We have a paper about a novel statistical model and we describe its input data. Should we write

The input data also include a vector of numbers F ...

or

The input data also includes a vector of numbers F ...

?

Google search tells me that:

data is treated as singular when used as a mass noun to mean “information” and as plural when used to mean “individual facts.”

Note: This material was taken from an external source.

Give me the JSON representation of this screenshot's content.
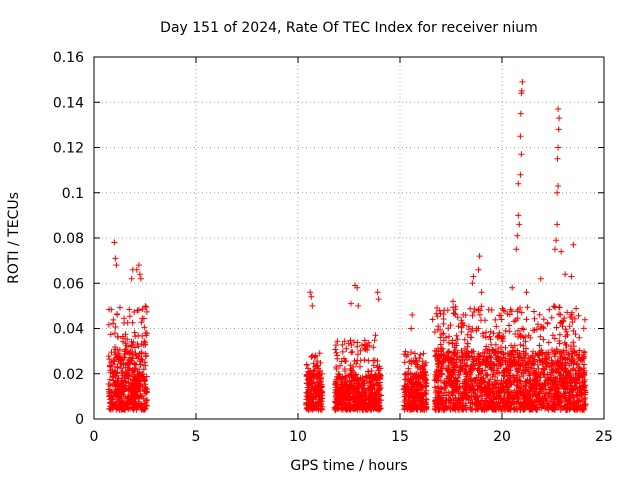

I don't think our context is mass noun, but it is not "individual facts" either. I would be inclined to use it as plural, sounds more natural to me, but colleague has similar feeling about the singular. Which one is correct?

Tomas
  • 839
  • 3
    IMO data is almost always singular in most writing. I don't know about statistics, which may have a completely different convention, but in general English "data includes" generally feels more natural today. Maybe ask on a statistics forum if you are specifically worried about the usage in the field of statistics. If you search here for data singular you will find a lot of relevant questions, but as I said, statisticians may not follow the same conventions. – Stuart F Oct 06 '23 at 10:35
  • This is almost certainly opinion-based: neither usage is incorrect per se. 'I don't think our context is a mass noun' indicates a misunderstanding; you can choose the count (which takes a plural form verb, as the word is plural in form) or noncount (which always takes a singular verb form, like the majority of noncount usages) usage. And while the noncount usage is, as Stuart says, far more common in general, some academics prefer ... even insist on ... the count usage when used in their domain (eg stats). // Choosing 'the data include' emphasises individual items of data. – Edwin Ashworth Oct 06 '23 at 10:44
  • @EdwinAshworth Thanks (and to Sturat as well). With "The input data" I mean a very specific and well defined "package" of all the data that the model takes at the input. And I am saying that this one package also contains this specific thing. But I am not sure if this usage makes the "input data" a plural or singular. – Tomas Oct 06 '23 at 10:53
  • 1
    As I said, there is no basic rule dictating this. (There may well be pressure from others of a more prescriptivist bent, and the choice may well be affected by seeking to accommodate the intended audience.) But neither should be considered ungrammatical. – Edwin Ashworth Oct 06 '23 at 12:02
  • This also differs between American and British English. I think Brits treat it as plural rather than a mass noun. – Barmar Oct 06 '23 at 15:08
  • Include creates the image of input data as a container of the vector. This is a notionally singular usage driven by the particular choice of verb. But you could also have " the input data comprise several vector elements", where the verb creates a pairing between input data and the input fields. I was under the impression that you'd normally just use input as the collective noun. – Phil Sweet Oct 06 '23 at 18:53

0 Answers0